The few employees that need that stuff -- e.g. developers in your IT department or people that need to burn the occasional presentation onto a disc -- can either install extra software themselves or are few enough in number for IT support to set up for them. (Or just install SUSE instead.)
-- Alastair
Whether users should be able to install software is obviously a seperate issue (qt doesn't allow users to install apps any more than gtk does).
So therefore the question isn't anything about users, it's whether Sun understand their market of corporate desktops, and whether Corps want to be able to add a few apps (as a standard across all their desktops) that aren't in GTK -- which is likely, and so Sun probably made a mistake and Eugenia is right.
If this system is targeted into corporate use, it need consistent clipboard support. Ctrl-c ctrl-v must work between all apps. Your typical Joe or Jenny Officeworker dont have patience or skill to play with X clipboard, he need easy way to copy pictures from his browser into spreadsheet, and spreadsheet into word processor.
Without this, most people will stick with their windoze boxes.
Let's see if I got this right...
Yeah, seems to work. Besides, what some people said about the corporate desktop having to be standardised: I only know university and research surroundings, but those desktops have to individualised at least for every workgroup. Yes, it does take a lot of admin work, but the needs are just too diverse. Medics want their CT analysis programs, voice recording (and recognition), biologists have their own brand of software, physicists want Maple/Mathematica and mathematicians will kill to get their Scilab. You could try to include everything, but judging from both reviews, JDS is anything but overfeatured.
All this said, for the needs of an insurance company or some such it might be okay; but I don't see how it's better than SuSE, Redhat or Mandrake.
PS: What's wrong with the YaST installation?
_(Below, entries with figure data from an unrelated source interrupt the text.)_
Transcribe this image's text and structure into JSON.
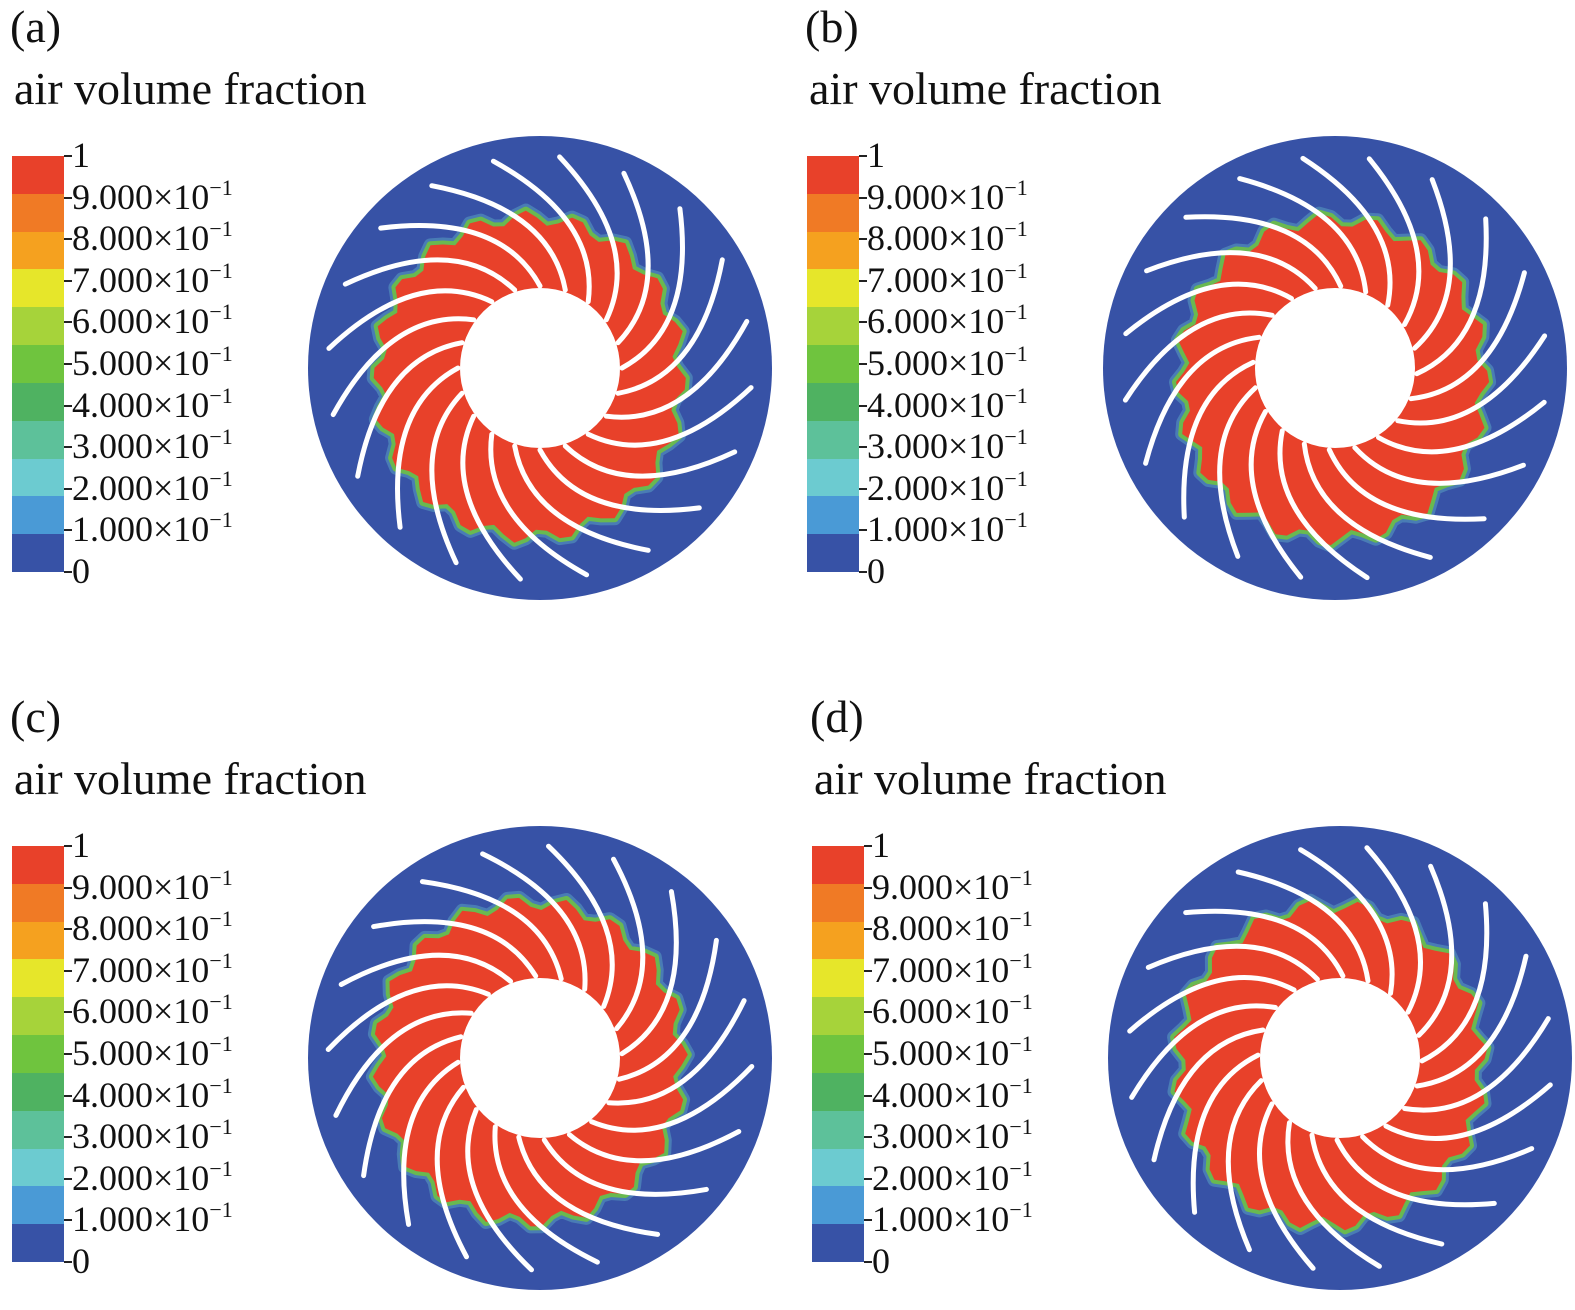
{
  "figure": {
    "title_text": "air volume fraction",
    "legend": {
      "labels": [
        "1",
        "9.000×10",
        "8.000×10",
        "7.000×10",
        "6.000×10",
        "5.000×10",
        "4.000×10",
        "3.000×10",
        "2.000×10",
        "1.000×10",
        "0"
      ],
      "exponent": "−1",
      "colors": [
        "#e8412a",
        "#f07a25",
        "#f5a11f",
        "#e6e62a",
        "#a6d33a",
        "#6fc43e",
        "#4fb261",
        "#5dc19a",
        "#6ccbd0",
        "#4a9ad6",
        "#3752a6"
      ]
    },
    "colors": {
      "water": "#3752a6",
      "air": "#e8412a",
      "interface": "#6fc43e",
      "blade": "#ffffff"
    },
    "panels": [
      {
        "id": "a",
        "label": "(a)",
        "blade_count": 20
      },
      {
        "id": "b",
        "label": "(b)",
        "blade_count": 20
      },
      {
        "id": "c",
        "label": "(c)",
        "blade_count": 20
      },
      {
        "id": "d",
        "label": "(d)",
        "blade_count": 20
      }
    ]
  }
}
I like the way it's a 3-click install for newbies, but can configure everything for experts!
Divide et impera!
Most windows machines came with a JVM. XP initially came with it, then didnt then didnt again. And most large manufactures who sell XP preinstalled have it on their images, the Sun JVM that is.
None of my Windows machines have come with Java preinstalled.
Java is far from dead.
Of course, Java isn't dead. Even client-side Java and Swing aren't "dead". But Java started out promising to revolutionize application delivery, and that dream is dead. Client-side Java is a niche product now. And Sun's claims that their Java desktop is what Linux has been waiting for are bogus.
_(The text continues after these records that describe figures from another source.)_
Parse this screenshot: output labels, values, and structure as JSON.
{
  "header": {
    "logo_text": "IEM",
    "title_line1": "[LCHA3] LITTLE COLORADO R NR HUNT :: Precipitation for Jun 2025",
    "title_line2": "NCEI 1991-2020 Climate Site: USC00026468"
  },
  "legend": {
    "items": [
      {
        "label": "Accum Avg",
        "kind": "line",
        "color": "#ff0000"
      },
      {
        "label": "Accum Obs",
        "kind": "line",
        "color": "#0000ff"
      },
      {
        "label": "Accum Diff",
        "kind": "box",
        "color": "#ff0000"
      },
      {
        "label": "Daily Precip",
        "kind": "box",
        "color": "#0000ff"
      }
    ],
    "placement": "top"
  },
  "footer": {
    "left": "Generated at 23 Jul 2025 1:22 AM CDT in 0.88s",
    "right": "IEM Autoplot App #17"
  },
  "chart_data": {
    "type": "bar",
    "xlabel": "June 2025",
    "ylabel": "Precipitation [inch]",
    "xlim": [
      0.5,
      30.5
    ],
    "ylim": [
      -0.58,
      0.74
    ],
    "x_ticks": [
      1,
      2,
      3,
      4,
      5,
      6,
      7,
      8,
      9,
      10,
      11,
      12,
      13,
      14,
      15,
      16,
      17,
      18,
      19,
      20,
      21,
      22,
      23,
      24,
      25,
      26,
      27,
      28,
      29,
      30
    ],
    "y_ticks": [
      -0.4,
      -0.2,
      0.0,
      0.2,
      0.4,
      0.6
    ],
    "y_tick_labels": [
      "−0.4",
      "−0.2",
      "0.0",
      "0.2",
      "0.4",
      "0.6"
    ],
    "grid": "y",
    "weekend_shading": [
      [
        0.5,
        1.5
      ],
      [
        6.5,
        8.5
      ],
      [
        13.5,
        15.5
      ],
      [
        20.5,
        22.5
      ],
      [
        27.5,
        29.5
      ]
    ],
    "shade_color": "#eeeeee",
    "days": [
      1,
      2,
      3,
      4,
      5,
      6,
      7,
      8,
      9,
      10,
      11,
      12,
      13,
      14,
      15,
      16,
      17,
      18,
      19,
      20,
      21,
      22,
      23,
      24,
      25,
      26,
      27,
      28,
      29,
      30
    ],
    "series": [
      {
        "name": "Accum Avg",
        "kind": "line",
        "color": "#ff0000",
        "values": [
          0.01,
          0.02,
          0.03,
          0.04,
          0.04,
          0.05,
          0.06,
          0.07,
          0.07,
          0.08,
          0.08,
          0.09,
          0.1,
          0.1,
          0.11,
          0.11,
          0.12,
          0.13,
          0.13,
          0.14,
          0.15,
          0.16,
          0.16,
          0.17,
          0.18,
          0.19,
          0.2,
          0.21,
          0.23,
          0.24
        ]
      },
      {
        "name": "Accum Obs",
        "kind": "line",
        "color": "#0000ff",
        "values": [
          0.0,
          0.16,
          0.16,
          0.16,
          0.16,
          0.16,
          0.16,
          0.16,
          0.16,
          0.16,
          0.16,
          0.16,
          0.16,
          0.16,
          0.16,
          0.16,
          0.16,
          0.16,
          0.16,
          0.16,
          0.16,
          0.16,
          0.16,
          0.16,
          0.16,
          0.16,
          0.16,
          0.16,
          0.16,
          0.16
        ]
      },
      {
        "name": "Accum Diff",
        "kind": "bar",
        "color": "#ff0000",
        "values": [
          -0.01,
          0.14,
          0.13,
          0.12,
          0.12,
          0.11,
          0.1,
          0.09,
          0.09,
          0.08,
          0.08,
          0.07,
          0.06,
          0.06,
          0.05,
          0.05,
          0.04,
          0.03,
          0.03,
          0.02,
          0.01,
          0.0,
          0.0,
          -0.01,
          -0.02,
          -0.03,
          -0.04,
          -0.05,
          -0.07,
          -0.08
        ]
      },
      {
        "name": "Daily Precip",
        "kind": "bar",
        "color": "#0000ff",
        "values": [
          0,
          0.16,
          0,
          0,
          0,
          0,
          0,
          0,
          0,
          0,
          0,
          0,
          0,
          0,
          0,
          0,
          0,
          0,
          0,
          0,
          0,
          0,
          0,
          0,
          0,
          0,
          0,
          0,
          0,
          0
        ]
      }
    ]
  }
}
And why shouldn't sun do this. Take the best of the OSS community and embrace and extend, that is what it is all about.
And you say that with a straight face? Embrace and extend is Microsoft's traditional strategy for creating proprietary platforms and monopolies.
Why shouldn't they call it the "Java Desktop"? Because it's mostly written in C and mostly written by people not working for Sun, that's all. Calling it the "Java Desktop" just isn't honest.
Of course, as far as Gnome is concerned, this doesn't matter much either way. But it tells you where Sun and Java stand.
And solaris, does it really need a desktop?
Like a lame horse, Solaris needs a bullet to put it out of its misery as far as I'm concerned. But traditionally, Sun workstations actually sat on desks and were used by people, so that's why Sun probably still has some nostalgia about the desktop.